Monday, November 15, 2004

 

Page 1

 

C.A. Overturns $1 Million Award to Inmate Raped in County Jail

 

By KENNETH OFGANG, Staff Writer/Appellate Courts

 

A $1 million award by a Los Angeles Superior Court jury to an inmate who was physically and sexually assaulted while awaiting his court-ordered release from the County Jail has been overturned by this district’s Court of Appeal.

The attacks on Jay Reynolds “were an intervening, superseding cause which cut off the liability of the County of Los Angeles,” Justice Patti Kitching wrote Wednesday in an unpublished opinion for Div. Three. Reynolds, she concluded, is entitled only to the $25,000 the jury awarded him for his overdetention, plus reasonable attorney fees and costs.

Reynolds was arrested in 1999 following a traffic stop, after the officer ran a routine check and discovered a South Dakota warrant for his arrest on nonsupport charges.

While Reynolds spent nine days in jail awaiting extradition, a family member paid the past due support and the case was dismissed. A judge ordered his release, and he was taken back to the Inmate Reception Center and held overnight for administrative processing.

His “release pass” was issued at the jail at 7:41 a.m., about 20 hours after the judge ordered him freed.

Plaintiff Testifies

At the trial of his subsequent suit against the county, he testified that after he told a fellow inmate—he had six cellmates—that he was being released, he was punched in the face by a third inmate, who then started pounding on his face and head and later anally raped him, penetrating him three times.

Another cellmate then forced him into oral sex, he said. Eventually the two assailants went to sleep.

Reynolds said he did not see a corrections officer until about 6 a.m. Once he did, he reported what happened, was taken to the jail infirmary, and was eventually picked up by family members at about 10 p.m.

Sheriff’s Department employees testified regarding release procedures and jail conditions. The head records clerk at IRC acknowledged that at the time of the incident, release orders were not accepted by fax—as they are now—nor could deputies initiate release procedures by phone.

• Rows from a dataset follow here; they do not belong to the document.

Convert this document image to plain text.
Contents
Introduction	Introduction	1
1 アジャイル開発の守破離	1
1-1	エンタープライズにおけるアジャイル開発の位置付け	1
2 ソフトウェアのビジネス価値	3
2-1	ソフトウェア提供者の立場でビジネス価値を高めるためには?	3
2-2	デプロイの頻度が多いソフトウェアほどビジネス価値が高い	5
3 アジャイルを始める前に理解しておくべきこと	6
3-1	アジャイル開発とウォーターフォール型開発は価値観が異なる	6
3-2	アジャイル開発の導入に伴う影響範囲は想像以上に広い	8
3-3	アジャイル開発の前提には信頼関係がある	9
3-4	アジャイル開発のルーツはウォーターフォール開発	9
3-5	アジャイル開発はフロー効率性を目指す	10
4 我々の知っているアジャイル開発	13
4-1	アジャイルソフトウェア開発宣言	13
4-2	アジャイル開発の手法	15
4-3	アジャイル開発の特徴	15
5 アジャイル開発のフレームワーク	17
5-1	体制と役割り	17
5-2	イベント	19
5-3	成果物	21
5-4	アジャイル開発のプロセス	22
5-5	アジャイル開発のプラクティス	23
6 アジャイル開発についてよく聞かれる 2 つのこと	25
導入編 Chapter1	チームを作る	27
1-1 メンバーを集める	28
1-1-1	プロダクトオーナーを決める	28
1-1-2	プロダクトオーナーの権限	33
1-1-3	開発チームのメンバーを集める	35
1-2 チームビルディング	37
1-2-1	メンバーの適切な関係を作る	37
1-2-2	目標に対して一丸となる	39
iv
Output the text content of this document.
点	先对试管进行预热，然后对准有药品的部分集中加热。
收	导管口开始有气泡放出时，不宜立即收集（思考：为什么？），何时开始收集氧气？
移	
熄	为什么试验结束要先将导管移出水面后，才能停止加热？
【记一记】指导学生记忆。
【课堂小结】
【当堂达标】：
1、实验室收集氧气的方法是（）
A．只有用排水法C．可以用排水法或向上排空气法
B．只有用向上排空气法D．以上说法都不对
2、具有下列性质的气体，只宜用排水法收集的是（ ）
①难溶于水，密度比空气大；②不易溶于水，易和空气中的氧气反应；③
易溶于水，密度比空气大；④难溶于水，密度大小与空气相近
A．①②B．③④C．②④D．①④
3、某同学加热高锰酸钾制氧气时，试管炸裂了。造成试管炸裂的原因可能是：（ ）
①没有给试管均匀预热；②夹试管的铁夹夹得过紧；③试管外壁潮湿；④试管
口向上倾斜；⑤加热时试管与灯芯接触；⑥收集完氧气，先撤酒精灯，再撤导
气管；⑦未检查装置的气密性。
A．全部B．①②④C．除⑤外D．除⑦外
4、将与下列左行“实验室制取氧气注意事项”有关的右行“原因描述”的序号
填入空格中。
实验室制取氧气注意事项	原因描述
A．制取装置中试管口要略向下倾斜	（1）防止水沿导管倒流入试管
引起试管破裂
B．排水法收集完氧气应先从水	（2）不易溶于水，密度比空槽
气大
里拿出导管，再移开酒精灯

Telephone transmission of release orders was not possible, she testified, because a deputy initiating a release could be impersonated. She acknowledged, however, that as a 30-year veteran of the records section, she knew the deputies and could verify their identities, thus expediting the release process, although this would mean handling 200 to 300 telephone calls daily.

Jury Verdict

Jurors concluded that Reynolds’ overdetention violated his rights under the Fourth, Fourteenth, and Fifteenth Amendments and was the proximate cause of his being pummeled and raped. The trial judge denied the county’s motions for new trial and JNOV and awarded $227,550 in attorney fees plus nearly $12,000 in costs, bringing the total judgment to nearly $1.265 million.

Kitching, however, reasoned that the criminal attacks on Reynolds were unforeseeable, and thus were a superseding cause of his injuries for which the county could not be held liable as a matter of law.

The justice noted that Reynolds had been housed with the same inmates for a week and had not been attacked, that the U.S. Supreme Court has held that prison authorities cannot be held liable as a matter of constitutional law for negligent failure to prevent inmate-on-inmate attacks, and that jurors “heard no evidence that rates of attacks by prisoners on cellmates was sufficiently high or frequent so as to make it foreseeable in these circumstances that these specific prisoners would attack Reynolds.”

Because the damage award was substantially reduced, the justice went on to say, the trial judge must also reconsider the attorney fee award.

Attorneys on appeal were Dennis M. Elber of Stolpman, Krissman, Elber & Silver for Reynolds and, Harold G. Becks and L’Tanya M. Butler of Harold G. Becks & Associates, along with Martin Stein and Barry M. Wolf of Greines, Martin, Stein & Richland, for the county.

The case is Reynolds v. County of Los Angeles, B157249.